Despite being four weeks into the season, the Panthers have a three-way race for the starting quarterback position. In their most recent game against Pacific University of Oregon on Sept. 6, MacIntyre took the first snap. Behind him on the depth chart are sophomores Reed Vettel and Max Nall.
MacIntyre played in three games last season, throwing for 171 yards on 19 attempts. It was a small sample size, but Owens said MacIntyre’s seniority as an upperclassman played a large role in his winning the starting position.
“Jonston has been in the program for two years and he had quite a bit of playing experience from a year ago,” Owens said. “It’s the other guys that are in a challenging position and Jonston has done a good job – he understands the system, he has good command of the position, he throws the ball well.”
Despite his position, MacIntyre has faced competition from both Vettel and Nall during training camp; Owens said each possess individual characteristics that set them apart.
Vettel has a stronger arm, giving him an advantage over others in that category, the coach explained. It helps his ability to drive the ball down the field, giving the offense big-play potential at any moment in the game. In the game against Pacific University, Vettel threw for 26 more yards than MacIntyre.
“I’m definitely a pocket passer,” Vettel said. “I’m confident in my arm strength – my running not so much – but I can make up for that with my arm.”
Nall is a dual-threat quarterback who has the ability to run the ball regularly and hit passes effectively, Owens said. It’s that speed and quickness on the ground that the coach believes sets him apart.
MacIntyre, the current starter, said he has both strong physical and mental tools. While MacIntyre faces a drawback in his height – standing at 5 feet 11 inches tall while Vettel and Nall are both above 6 feet tall – Owens said he’s creative in throwing the ball and understands the team’s offense well. Owens said that while Vettel and Nall have strengths in specific areas, MacIntyre displays more of an all-around skillset.
“I’m more of a passer, but I bring the threat to run and scramble,” MacIntyre said.
All three are faced with filling the shoes of now-graduated former starter Ian Fieber. During the 2018 football season, Fieber led the Panthers to a 5-4 record while throwing for 2,545 yards with 28 touchdown passes.
“Ian Fieber and Ricky Bautista from the last two seasons were really good quarterbacks. We talk a lot about them in the film room and we try to learn from them,” Vettel said. “We can live up to expectations, but it’s going to take a lot of work at practice and in the film room.”

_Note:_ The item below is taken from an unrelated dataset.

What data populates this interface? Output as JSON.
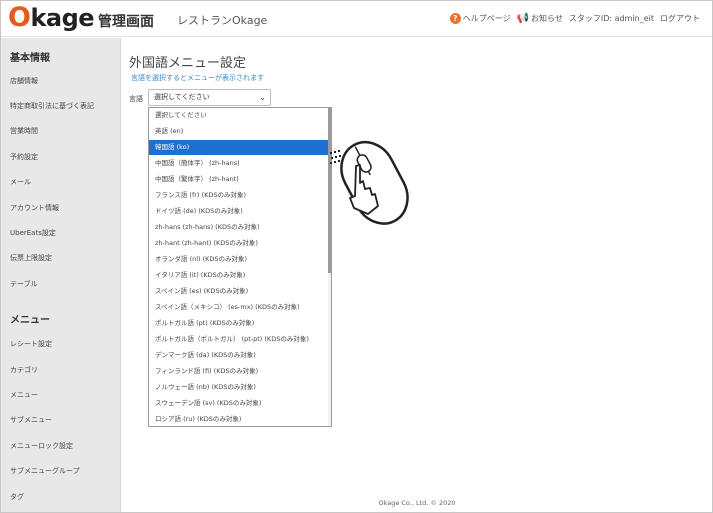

Trying to live up to Fieber’s legacy, the three-player race for the starting job has created some competition in the program. However, both the coach and the quarterbacks feel the battle benefits the team.
“It’s been a lot of fun,” Vettel said. “I’ve never been in a competition like this before. The two other quarterbacks are really good and they’re definitely making it a tough battle.”
While MacIntyre may have taken the team’s first snap on Sept. 6 and Vettel was tabbed later in the game, the Panthers’ depth chart at quarterback is still up in the air. When asked if there would be a rotation of quarterbacks throughout the game, Owens said, “We’ll have to cross that bridge when we get there.”